As secas chamuscaram algumas partes da zona seca do Sri Lanka e devastaram os cultivos. Foto: Photostock
As secas chamuscaram algumas partes da zona seca do Sri Lanka e devastaram os cultivos. Foto: Photostock

 

Uxbridge, Canadá, 12/9/2013 – O esgoto pode ser uma solução diante das secas e da escassez crônica de água, que segundo vários especialistas terão um papel significativo, por exemplo, na instabilidade reinante em boa parte do Oriente Médio. A demanda por água já excede a oferta em regiões onde habitam mais de 40% da população mundial. A proporção de pessoas afetadas pode chegar a 60% na próxima década, segundo um estudo.

“As regiões onde escasseia a água não podem cultivar o suficiente para alimentar sua própria população”, apontou o coautor da pesquisa, Manzoor Qadir, do Instituto para a Água, o Meio Ambiente e a Saúde, da Universidade das Nações Unidas, com sede no Canadá. Cerca de 70% da água doce do mundo – e até 95% em alguns países – é usada para irrigação. Há intensa competição por este recurso entre seus usos municipal, industrial e agrícola. Cada vez mais a agricultura sai perdendo, particularmente em regiões com escassez, afirmou Qadir à IPS. Entre 2006 e 2011, até 60% da terra na Síria experimentou a pior seca de sua história, bem como uma série de perdas de cultivos.

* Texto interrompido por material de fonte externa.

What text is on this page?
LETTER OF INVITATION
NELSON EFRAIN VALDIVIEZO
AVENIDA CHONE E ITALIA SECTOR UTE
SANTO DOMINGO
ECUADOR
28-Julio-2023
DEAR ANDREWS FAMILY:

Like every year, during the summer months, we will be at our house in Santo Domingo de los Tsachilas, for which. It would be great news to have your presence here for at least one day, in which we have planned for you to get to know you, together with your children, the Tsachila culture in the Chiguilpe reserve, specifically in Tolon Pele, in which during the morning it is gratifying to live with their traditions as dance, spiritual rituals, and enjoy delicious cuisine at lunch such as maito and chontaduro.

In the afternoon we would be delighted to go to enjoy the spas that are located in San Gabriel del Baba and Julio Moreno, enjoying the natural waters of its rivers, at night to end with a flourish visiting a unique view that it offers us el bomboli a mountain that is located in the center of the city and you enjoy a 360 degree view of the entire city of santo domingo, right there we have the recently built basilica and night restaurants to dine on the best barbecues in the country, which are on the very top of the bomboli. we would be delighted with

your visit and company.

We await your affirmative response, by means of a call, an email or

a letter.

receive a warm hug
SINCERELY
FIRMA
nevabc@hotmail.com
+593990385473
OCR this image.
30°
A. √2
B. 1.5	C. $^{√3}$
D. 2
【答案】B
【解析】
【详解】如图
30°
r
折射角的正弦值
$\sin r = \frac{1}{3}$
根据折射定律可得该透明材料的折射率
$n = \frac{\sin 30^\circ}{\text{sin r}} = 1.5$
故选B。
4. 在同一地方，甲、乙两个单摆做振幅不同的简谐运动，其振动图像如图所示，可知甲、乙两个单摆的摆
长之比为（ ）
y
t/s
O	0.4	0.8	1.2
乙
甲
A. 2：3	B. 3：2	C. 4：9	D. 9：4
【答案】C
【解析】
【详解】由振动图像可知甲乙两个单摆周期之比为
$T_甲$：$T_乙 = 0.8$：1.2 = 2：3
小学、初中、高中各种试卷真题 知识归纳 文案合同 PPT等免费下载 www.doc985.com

Em 2009, a Organização das Nações Unidas (ONU) informou que mais de 800 mil sírios perderam seus meios de sustento e fugiram para as cidades em consequência da falta de água. Toda a região do Mediterrâneo atravessa uma prolongada seca vinculada à mudança climática, segundo estudo do Escritório Nacional de Administração Oceânica e Atmosférica (NOAA) dos Estados Unidos. Se as emissões de carbono, que alteram o clima, continuarem no ritmo atual, a situação vai piorar e se prolongar na região.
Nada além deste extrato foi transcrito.